ECLI:NL:CRVB:2015:924
Centrale Raad van Beroep
- Hoger beroep
- R.E. Bakker
- J.W. Schuttel
- G. van Zeben-de Vries
- Rechtspraak.nl
Weigering van WIA-uitkering na zorgvuldig medisch onderzoek en geschiktheid van functies
In deze zaak heeft de Centrale Raad van Beroep op 13 maart 2015 uitspraak gedaan in hoger beroep tegen een eerdere uitspraak van de rechtbank Midden-Nederland. Appellante, die als schoonmaakster werkte, was in april 2010 uitgevallen door rug- en knieklachten. Het Uitvoeringsinstituut werknemersverzekeringen (Uwv) had op 10 mei 2012 vastgesteld dat appellante geen recht had op een WIA-uitkering, omdat zij minder dan 35% arbeidsongeschikt werd geacht. Dit besluit was gebaseerd op een rapport van een verzekeringsarts, die de medische situatie van appellante had onderzocht en beperkingen had vastgesteld in de Functionele Mogelijkhedenlijst (FML).
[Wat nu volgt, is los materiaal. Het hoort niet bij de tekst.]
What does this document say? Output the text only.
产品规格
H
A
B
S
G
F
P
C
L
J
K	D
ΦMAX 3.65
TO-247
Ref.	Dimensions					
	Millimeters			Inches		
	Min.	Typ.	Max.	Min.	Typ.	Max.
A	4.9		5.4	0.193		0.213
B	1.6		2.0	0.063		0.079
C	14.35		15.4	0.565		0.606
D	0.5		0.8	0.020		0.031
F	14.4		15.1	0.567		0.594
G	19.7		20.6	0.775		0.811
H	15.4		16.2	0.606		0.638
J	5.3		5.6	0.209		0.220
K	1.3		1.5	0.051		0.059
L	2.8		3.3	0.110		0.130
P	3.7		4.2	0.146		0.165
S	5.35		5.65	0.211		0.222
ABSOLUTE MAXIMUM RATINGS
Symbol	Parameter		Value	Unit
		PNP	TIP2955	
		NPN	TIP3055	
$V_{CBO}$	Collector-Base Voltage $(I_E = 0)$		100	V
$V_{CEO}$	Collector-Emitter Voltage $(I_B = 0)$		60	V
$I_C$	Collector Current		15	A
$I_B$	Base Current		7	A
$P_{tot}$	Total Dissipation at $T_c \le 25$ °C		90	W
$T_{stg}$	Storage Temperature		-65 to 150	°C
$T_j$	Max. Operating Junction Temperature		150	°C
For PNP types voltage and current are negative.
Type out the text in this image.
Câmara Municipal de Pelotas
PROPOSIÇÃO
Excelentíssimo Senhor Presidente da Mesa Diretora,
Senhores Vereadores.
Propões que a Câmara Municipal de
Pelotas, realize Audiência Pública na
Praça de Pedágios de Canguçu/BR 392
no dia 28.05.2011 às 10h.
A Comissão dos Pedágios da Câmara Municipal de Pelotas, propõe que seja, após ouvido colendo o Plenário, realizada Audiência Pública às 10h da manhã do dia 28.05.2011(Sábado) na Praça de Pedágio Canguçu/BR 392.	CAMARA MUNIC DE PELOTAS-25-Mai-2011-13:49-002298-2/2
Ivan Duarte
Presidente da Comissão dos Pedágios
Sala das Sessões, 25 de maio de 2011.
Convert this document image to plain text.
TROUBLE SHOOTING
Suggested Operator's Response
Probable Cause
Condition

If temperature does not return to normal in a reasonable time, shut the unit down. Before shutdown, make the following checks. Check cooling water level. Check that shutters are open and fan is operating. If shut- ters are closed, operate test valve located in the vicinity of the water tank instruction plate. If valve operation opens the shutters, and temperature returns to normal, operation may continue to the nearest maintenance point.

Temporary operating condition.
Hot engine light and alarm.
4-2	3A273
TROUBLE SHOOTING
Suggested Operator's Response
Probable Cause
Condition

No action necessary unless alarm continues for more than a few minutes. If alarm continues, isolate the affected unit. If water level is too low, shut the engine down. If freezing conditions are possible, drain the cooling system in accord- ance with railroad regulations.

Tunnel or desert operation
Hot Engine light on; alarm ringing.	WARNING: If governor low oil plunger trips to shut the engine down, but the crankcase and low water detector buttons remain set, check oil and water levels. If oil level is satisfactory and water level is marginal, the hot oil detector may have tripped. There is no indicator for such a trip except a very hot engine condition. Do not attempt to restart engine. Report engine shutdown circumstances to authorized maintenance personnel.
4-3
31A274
Appellante ging in beroep tegen dit besluit, maar de rechtbank verklaarde haar beroep ongegrond. De rechtbank oordeelde dat het onderzoek door de verzekeringsarts voldoende zorgvuldig was en dat er geen aanleiding was om te twijfelen aan de juistheid van de vastgestelde beperkingen. Appellante voerde in hoger beroep aan dat de medische beoordeling onjuist was, omdat er geen informatie bij haar behandelaars was opgevraagd en haar klachten niet serieus waren genomen.
De Centrale Raad van Beroep heeft de argumenten van appellante in hoger beroep grotendeels als herhalingen van eerdere gronden beschouwd. De Raad onderschreef de overwegingen van de rechtbank en concludeerde dat het medisch onderzoek op een voldoende zorgvuldige wijze had plaatsgevonden. Er was geen nieuwe medische informatie overgelegd die de stellingen van appellante kon onderbouwen. De Raad bevestigde dat de functies die aan de schatting ten grondslag lagen, medisch geschikt waren voor appellante.
Uiteindelijk werd het hoger beroep afgewezen en de eerdere uitspraak van de rechtbank bevestigd. Er werd geen proceskostenveroordeling opgelegd, omdat hiervoor geen aanleiding bestond.